“Hey, boss, you better come to work. A bloke’s missing and his missus reckons someone’s shot him.”
Those words by a young Northern Territory police officer would forever change the life of Det Supt Colleen Gwynne.
They marked the beginning of a case that she would ultimately lead, a case that would captivate a nation, divide public opinion and go down as one of the most famous in Australian criminal history – the murder of 28-year-old British backpacker Peter Falconio.
Gwynn has shared the inside story with The Guardian.
Northern Territory Police, via Getty.
Crouching alone under the saltbush on the edge of the Stuart Highway six months after Falconio's disappearance, Gywnn tried to put herself inside the crime.
She replayed the details of that fateful night in her mind, over and over.

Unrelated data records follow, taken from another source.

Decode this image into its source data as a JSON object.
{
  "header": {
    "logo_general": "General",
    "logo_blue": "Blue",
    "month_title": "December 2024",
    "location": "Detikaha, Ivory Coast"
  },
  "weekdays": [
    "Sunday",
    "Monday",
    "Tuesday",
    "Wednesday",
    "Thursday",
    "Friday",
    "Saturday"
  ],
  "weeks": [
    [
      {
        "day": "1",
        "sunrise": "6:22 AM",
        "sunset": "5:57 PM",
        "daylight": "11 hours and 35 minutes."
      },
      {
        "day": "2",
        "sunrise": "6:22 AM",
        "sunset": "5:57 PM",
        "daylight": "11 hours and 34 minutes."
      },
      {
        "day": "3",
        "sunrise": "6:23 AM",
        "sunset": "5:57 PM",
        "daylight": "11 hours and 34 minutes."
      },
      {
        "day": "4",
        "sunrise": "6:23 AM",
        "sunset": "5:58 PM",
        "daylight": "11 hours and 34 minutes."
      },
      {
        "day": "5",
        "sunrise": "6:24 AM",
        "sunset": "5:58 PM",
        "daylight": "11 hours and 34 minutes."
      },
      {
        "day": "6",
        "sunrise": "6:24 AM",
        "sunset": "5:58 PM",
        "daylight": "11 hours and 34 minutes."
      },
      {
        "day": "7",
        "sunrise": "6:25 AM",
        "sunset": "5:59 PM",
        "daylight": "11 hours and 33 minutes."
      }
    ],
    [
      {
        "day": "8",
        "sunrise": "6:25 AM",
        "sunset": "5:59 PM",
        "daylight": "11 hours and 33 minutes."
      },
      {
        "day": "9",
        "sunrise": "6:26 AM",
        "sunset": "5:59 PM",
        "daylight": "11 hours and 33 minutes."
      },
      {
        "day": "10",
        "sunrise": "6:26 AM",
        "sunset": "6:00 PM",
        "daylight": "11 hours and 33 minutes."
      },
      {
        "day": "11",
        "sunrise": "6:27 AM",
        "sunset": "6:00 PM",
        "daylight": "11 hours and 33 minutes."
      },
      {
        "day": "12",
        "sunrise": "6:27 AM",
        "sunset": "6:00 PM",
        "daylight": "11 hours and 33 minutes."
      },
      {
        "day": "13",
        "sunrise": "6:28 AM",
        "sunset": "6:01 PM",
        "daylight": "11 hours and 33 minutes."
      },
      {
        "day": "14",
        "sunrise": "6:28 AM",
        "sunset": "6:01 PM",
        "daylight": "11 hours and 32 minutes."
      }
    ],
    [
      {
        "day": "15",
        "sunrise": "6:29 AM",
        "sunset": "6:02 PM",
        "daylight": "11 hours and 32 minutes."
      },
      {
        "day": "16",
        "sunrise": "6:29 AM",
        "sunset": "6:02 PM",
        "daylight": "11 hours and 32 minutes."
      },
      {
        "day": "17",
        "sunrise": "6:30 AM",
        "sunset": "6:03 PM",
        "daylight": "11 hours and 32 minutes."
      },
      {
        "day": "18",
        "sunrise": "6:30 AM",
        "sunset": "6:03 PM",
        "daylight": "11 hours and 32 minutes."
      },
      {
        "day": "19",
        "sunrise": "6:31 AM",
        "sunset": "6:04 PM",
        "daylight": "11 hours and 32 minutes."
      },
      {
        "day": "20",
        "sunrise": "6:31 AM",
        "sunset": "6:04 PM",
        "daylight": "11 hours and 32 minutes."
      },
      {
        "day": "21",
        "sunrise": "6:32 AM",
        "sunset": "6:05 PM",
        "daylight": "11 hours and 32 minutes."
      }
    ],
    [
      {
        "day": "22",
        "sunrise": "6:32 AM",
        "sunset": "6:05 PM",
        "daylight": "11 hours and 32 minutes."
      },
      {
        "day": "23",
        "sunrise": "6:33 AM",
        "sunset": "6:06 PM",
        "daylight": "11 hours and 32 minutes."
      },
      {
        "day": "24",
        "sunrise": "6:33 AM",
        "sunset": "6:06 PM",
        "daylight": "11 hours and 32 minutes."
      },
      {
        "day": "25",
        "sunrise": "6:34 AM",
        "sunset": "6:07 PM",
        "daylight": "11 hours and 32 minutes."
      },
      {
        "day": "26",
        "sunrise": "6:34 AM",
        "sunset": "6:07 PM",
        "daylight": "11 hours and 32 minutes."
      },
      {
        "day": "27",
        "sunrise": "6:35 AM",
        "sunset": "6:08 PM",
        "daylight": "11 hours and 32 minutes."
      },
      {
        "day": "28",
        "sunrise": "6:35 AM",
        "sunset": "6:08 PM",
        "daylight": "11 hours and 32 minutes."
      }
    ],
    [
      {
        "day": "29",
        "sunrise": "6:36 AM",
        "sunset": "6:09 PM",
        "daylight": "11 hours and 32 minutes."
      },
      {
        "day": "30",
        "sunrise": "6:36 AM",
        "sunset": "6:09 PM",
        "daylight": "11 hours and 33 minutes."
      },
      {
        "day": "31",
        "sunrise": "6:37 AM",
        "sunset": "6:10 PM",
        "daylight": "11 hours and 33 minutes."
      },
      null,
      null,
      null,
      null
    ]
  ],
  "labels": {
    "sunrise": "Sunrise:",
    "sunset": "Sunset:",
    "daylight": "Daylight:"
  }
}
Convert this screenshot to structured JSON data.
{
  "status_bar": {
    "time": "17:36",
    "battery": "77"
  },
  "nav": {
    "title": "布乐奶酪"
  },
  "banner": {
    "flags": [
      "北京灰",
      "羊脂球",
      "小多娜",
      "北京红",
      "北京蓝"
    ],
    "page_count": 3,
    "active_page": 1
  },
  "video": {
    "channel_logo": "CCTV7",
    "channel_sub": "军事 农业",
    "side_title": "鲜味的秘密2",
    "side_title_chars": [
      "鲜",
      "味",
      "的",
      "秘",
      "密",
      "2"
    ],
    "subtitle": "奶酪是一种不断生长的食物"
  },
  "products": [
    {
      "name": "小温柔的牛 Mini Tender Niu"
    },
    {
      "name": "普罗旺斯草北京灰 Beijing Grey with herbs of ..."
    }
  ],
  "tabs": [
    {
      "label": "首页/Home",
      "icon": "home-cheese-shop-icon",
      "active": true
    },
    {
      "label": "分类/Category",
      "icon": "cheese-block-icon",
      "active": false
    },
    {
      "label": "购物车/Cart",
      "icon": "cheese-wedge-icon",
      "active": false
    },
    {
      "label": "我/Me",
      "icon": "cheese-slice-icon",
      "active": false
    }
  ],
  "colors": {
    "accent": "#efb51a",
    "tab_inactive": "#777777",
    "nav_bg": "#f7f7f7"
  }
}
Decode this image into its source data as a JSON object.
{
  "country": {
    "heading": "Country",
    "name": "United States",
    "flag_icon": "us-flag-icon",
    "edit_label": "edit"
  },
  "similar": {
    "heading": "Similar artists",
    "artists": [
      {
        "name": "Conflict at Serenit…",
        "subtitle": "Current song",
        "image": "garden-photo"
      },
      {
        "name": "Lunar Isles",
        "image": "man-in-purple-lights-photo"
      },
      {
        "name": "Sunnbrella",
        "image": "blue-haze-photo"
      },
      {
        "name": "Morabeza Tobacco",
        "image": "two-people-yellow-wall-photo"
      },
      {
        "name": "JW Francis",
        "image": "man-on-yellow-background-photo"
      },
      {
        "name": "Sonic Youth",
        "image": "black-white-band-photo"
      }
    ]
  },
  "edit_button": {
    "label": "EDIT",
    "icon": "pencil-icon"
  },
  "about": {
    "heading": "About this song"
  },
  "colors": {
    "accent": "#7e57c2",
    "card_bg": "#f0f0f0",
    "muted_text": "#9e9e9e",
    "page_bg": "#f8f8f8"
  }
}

The white ute with hazard lights blinking. The helpful backpackers in the Kombi who stopped to help. Male voices discussing something about an exhaust pipe. A gunshot. Lees being hit on the head, dragged from the front seat of the Kombi, bound and pushed inside the ute. The anxious killer returning to her boyfriend's body. A brief moment in which to escape, to find a hiding place in under the very bush where Gwynn was now huddled.
“I felt extremely vulnerable out there,” Gwynne told The Guardian. “I could hear my own heartbeat.
“That’s when it felt really real for me. I understood what this woman had been through and it was terrifying. What she endured and her fight for survival was just remarkable.”